The Daily Tar Heel: What are some of the more notable Civil War and Confederate monuments in your opinion?
Fitzhugh Brudange: There are two confederate memorials on the state capitol grounds, so that’s a very conspicuous spot. Silent Sam is obviously one of the most conspicuous in the state, both because it is so famous but also because of its location on the campus. The flagship university makes it very prominent. This is a state with almost no Civil War battle sites, unlike a state like Virginia or Tennessee, so we don’t have very many spaces in the state that are dense with monuments from the Civil War.
DTH: Are these monuments more historically crucial than the Confederate flag, especially with the debate around the Confederate flag in South Carolina?
FB: If the Confederate battle flag is taken down, it’s a very important political statement, a very important development, but, in terms of what I’ll call historical preservation, it doesn’t make any difference at all. Monuments, on the other hand, are artifacts which I have no issue with a majority of people in a community wanting to move a monument or remove a monument or to erect more monuments. But of course, I hope they will preserve the monument itself in some way because (it is) a historical artifact. It’s interesting who erected it, how they raised the money for it and what they erected it for. I would rather see it preserved than destroyed, but that’s separate and apart from removing it.
DTH: Do these monuments have any effect on the hate versus heritage debate?
FB: I think the monuments have become convenient touchstones for a much larger argument. The landscape of North Carolina is dotted with Confederate memorials and memorials to Confederate leaders. There is a dearth of monuments to women, African-Americans, Native Americans, to any of the significant minorities in this state. So I think the monuments become a very convenient symbol of the kind of exclusionary history that the creators of the monuments intentionally tried to create. If, somehow, some sort of racial utopia had emerged after the destruction of Jim Crow, I don’t think we would be having this debate at all. But in a society that is still ridden with race, these monuments are a symbol of some of those divides. We would be debating the same issues with different targets were there an absence of these monuments. I should add though, after the Charleston shootings, the symbols of the Confederacy have taken on a new, tainted heritage.
DTH: What is your opinion on the proposal in the N.C. House of Representatives to ban the removal of all historical monuments?
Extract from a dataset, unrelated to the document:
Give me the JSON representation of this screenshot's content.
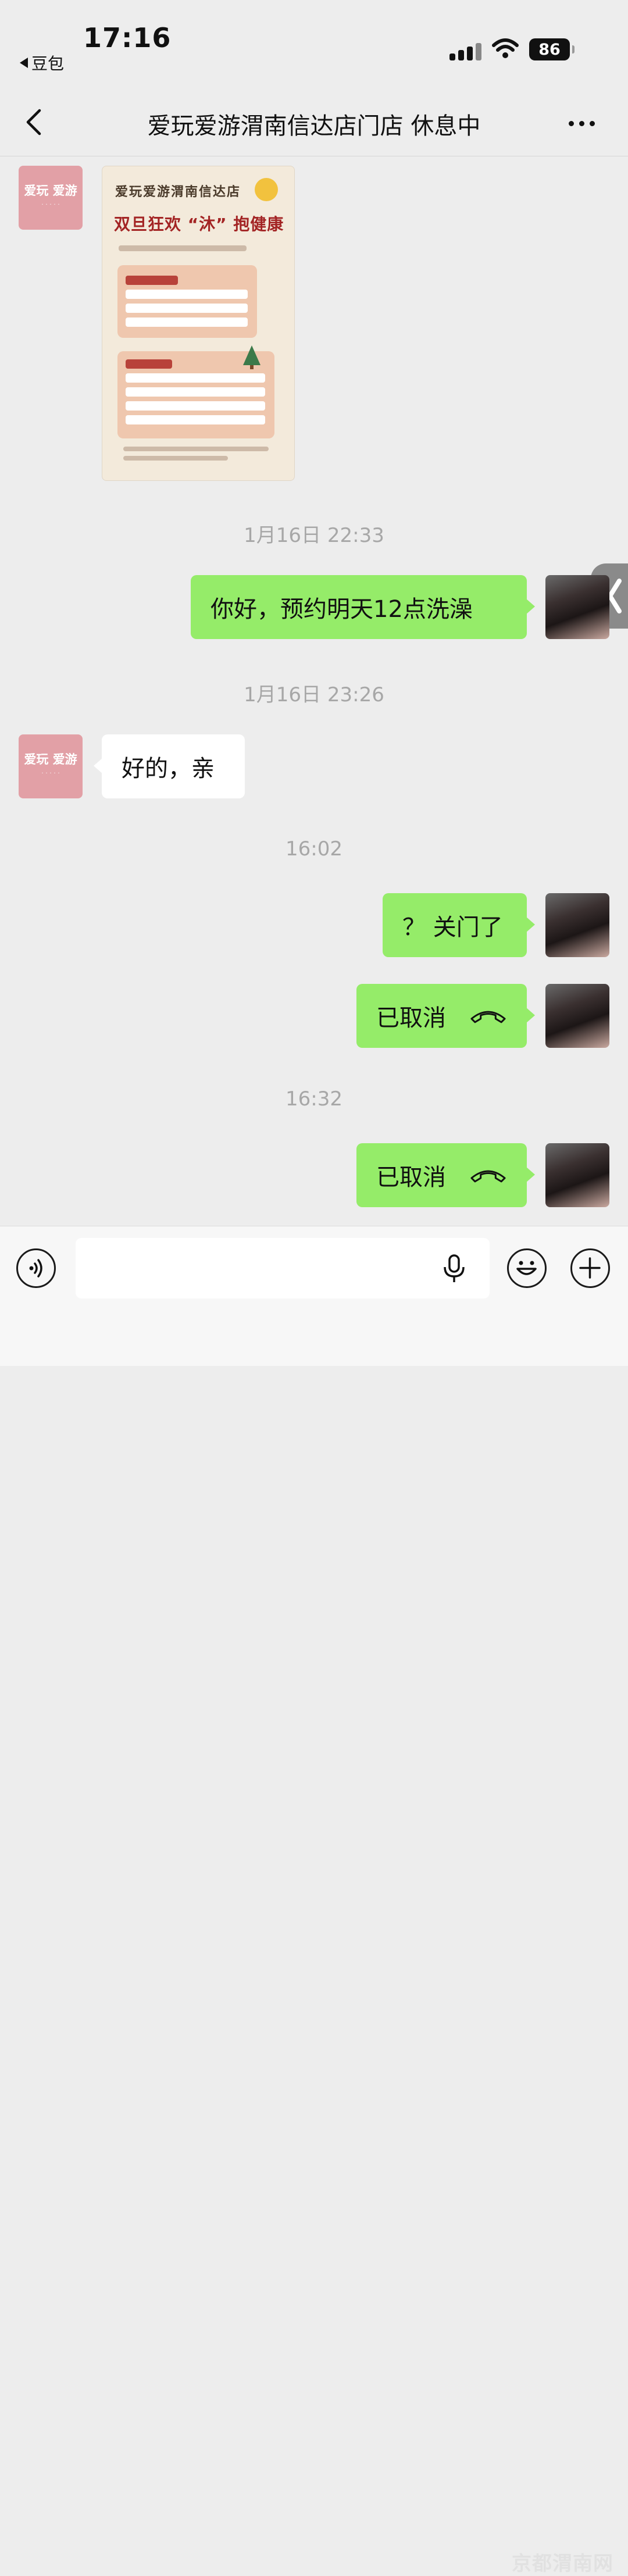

FB: I think it is a badly conceived effort that is a curious, dramatic, unprecedented expansion of state authority. The state legislature has shown virtually no interest in public art in this state ever. The state legislature didn’t fund these monuments, with few exceptions. Silent Sam was not funded by the state. It’s on state property, but it was donated. The state legislature has never been interested whether monuments have been moved in the past. So it’s a curious example of a conservative legislature exerting authority to control community decisions.